In nome del Popolo Italiano

LA CORTE COSTITUZIONALE

composta dai signori giudici

Prof. Francesco PAOLO BONIFACIO, Presidente

Dott. Giuseppe  VERZÌ

Dott. Giovanni  BATTISTA BENEDETTI

Dott. Luigi OGGIONI

Dott. Angelo  DE MARCO

Avv. Ercole  ROCCHETTI

Prof. Enzo  CAPALOZZA

Prof. Vincenzo  MICHELE TRIMARCHI

Prof. Vezio  CRISAFULLI

Dott. Nicola  REALE

Prof. Paolo  ROSSI

Avv. Leonetto  AMADEI

Prof. Giulio  GIONFRIDA

Prof. Edoardo  VOLTERRA

Prof. Guido ASTUTI

ha pronunciato la seguente

SENTENZA

nel giudizio di legittimità costituzionale dell'art. 18 del codice di procedura penale, promosso con ordinanza emessa il 24 giugno 1970 dal pretore di Barcellona Pozzo di Gotto nel procedimento penale a carico di Barone Pietro, iscritta al n. 16 del registro ordinanze 1971 e pubblicata nella Gazzetta Ufficiale della Repubblica n. 49 del 24 febbraio 1971.
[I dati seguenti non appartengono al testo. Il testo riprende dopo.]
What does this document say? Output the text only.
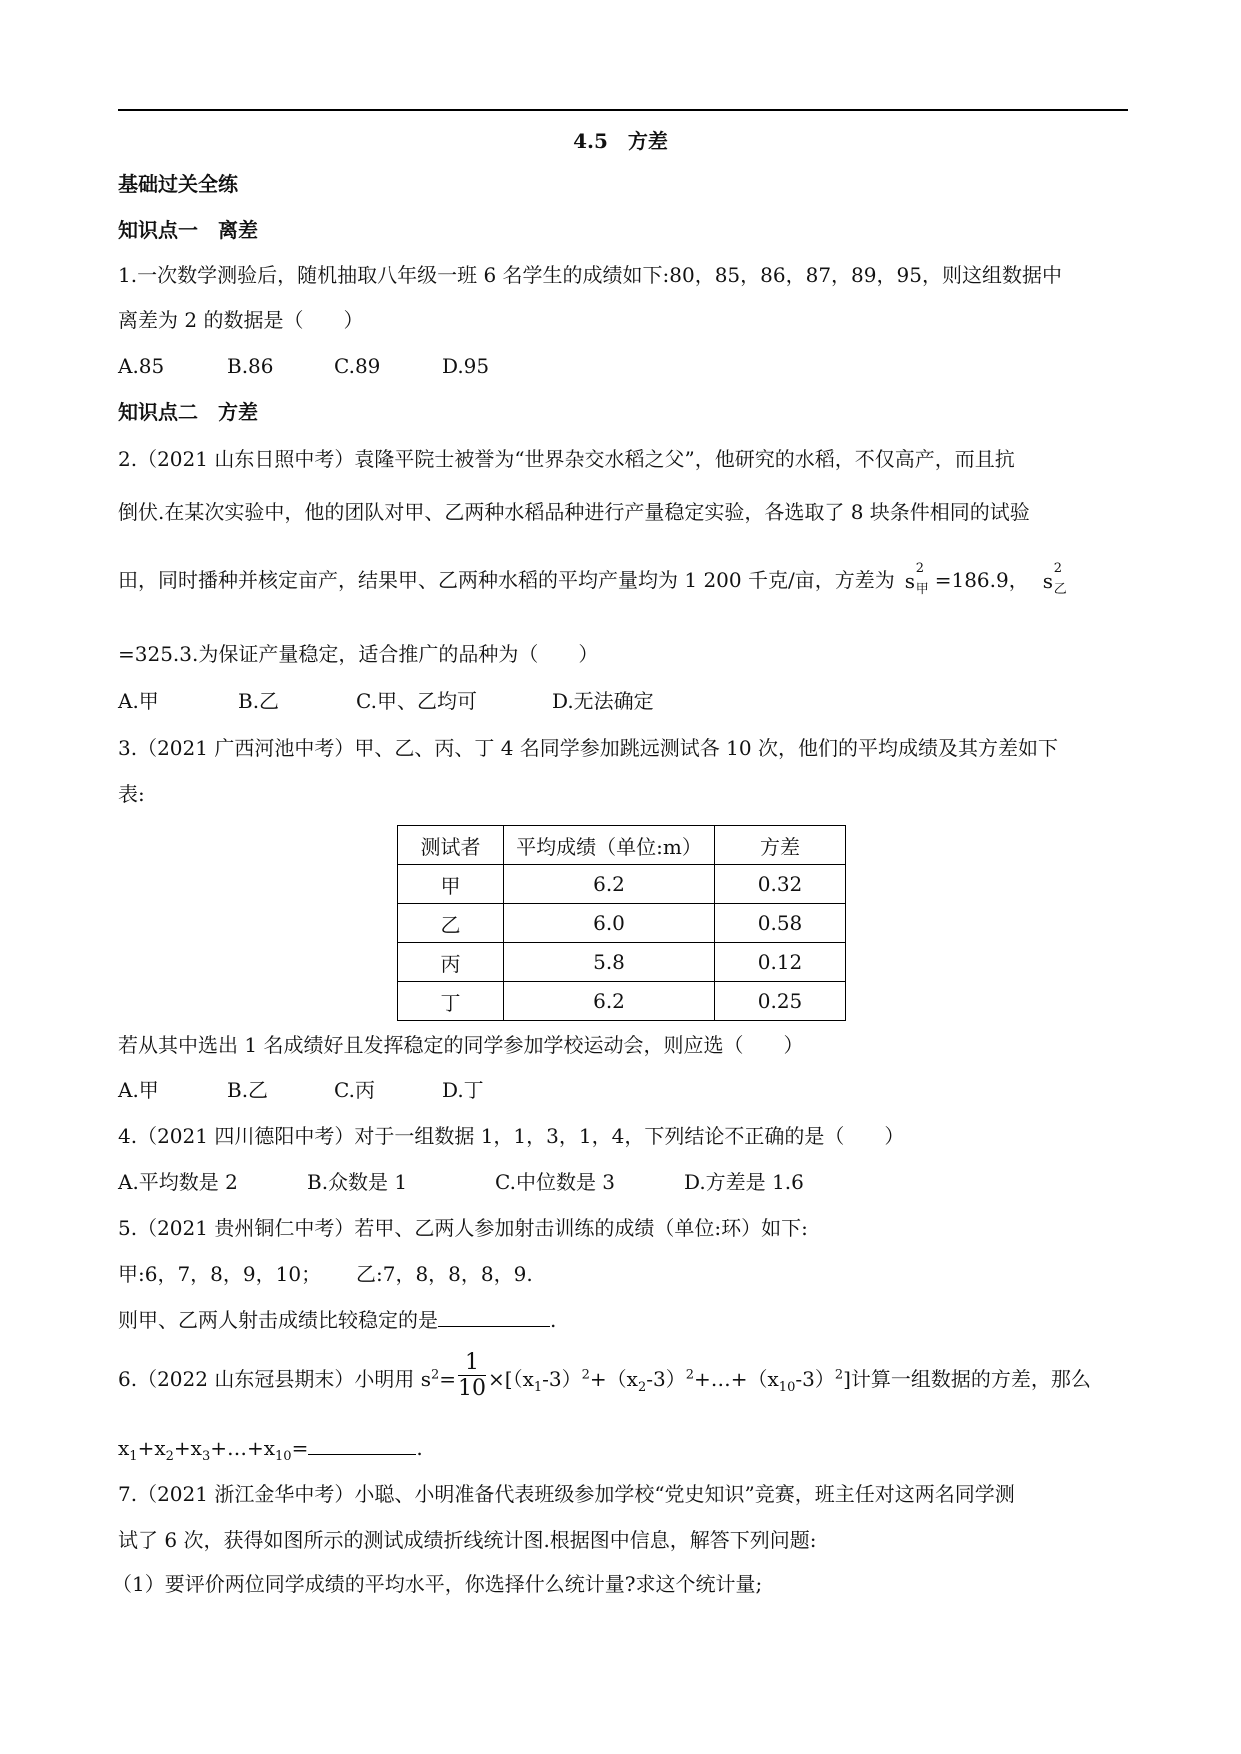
4.5　方差
基础过关全练
知识点一　离差
1.一次数学测验后，随机抽取八年级一班 6 名学生的成绩如下:80，85，86，87，89，95，则这组数据中
离差为 2 的数据是（　　）
A.85	B.86	C.89	D.95
知识点二　方差
2.（2021 山东日照中考）袁隆平院士被誉为“世界杂交水稻之父”，他研究的水稻，不仅高产，而且抗
倒伏.在某次实验中，他的团队对甲、乙两种水稻品种进行产量稳定实验，各选取了 8 块条件相同的试验
田，同时播种并核定亩产，结果甲、乙两种水稻的平均产量均为 1 200 千克/亩，方差为 s
2
甲 =186.9， s
2
乙
=325.3.为保证产量稳定，适合推广的品种为（　　）
A.甲	B.乙	C.甲、乙均可	D.无法确定
3.（2021 广西河池中考）甲、乙、丙、丁 4 名同学参加跳远测试各 10 次，他们的平均成绩及其方差如下
表:
测试者	平均成绩（单位:m）	方差
甲	6.2	0.32
乙	6.0	0.58
丙	5.8	0.12
丁	6.2	0.25
若从其中选出 1 名成绩好且发挥稳定的同学参加学校运动会，则应选（　　）
A.甲	B.乙	C.丙	D.丁
4.（2021 四川德阳中考）对于一组数据 1，1，3，1，4，下列结论不正确的是（　　）
A.平均数是 2	B.众数是 1	C.中位数是 3	D.方差是 1.6
5.（2021 贵州铜仁中考）若甲、乙两人参加射击训练的成绩（单位:环）如下:
甲:6，7，8，9，10； 乙:7，8，8，8，9.
则甲、乙两人射击成绩比较稳定的是	.
6.（2022 山东冠县期末）小明用 $s^2= \frac{1}{10}$ $\times[(x_1-3)^2+(x_2-3)^2+\dots+(x_{10}-3)^2]$计算一组数据的方差，那么
$x_1+x_2+x_3+\dots+x_{10}=$	.
7.（2021 浙江金华中考）小聪、小明准备代表班级参加学校“党史知识”竞赛，班主任对这两名同学测
试了 6 次，获得如图所示的测试成绩折线统计图.根据图中信息，解答下列问题:
（1）要评价两位同学成绩的平均水平，你选择什么统计量?求这个统计量;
Visto l'atto d'intervento del Presidente del Consiglio dei ministri;

udito nell'udienza pubblica del 7 marzo 1973 il Giudice relatore Enzo Capalozza;

udito il sostituto avvocato generale dello Stato Giorgio Azzariti, per il Presidente del Consiglio dei ministri.

Ritenuto in fatto

A seguito di una denunzia per falsa testimonianza, sporta da Rosalia Alpedone contro Pietro Barone, e di altra, per calunnia, sporta dal Barone contro la Alpedone, il procuratore della Repubblica presso il tribunale di Messina, ai sensi dell'art. 18 del codice di procedura penale, riservando ogni determinazione in ordine al secondo reato, rimetteva il primo alla cognizione del pretore di Barcellona Pozzo di Gotto. Il quale, con ordinanza del 24 giugno 1970, emessa in sede dibattimentale, su istanza della difesa, riteneva rilevante e non manifestamente infondato il dubbio di legittimità costituzionale della norma sopra citata, in riferimento all'art. 25 della Costituzione.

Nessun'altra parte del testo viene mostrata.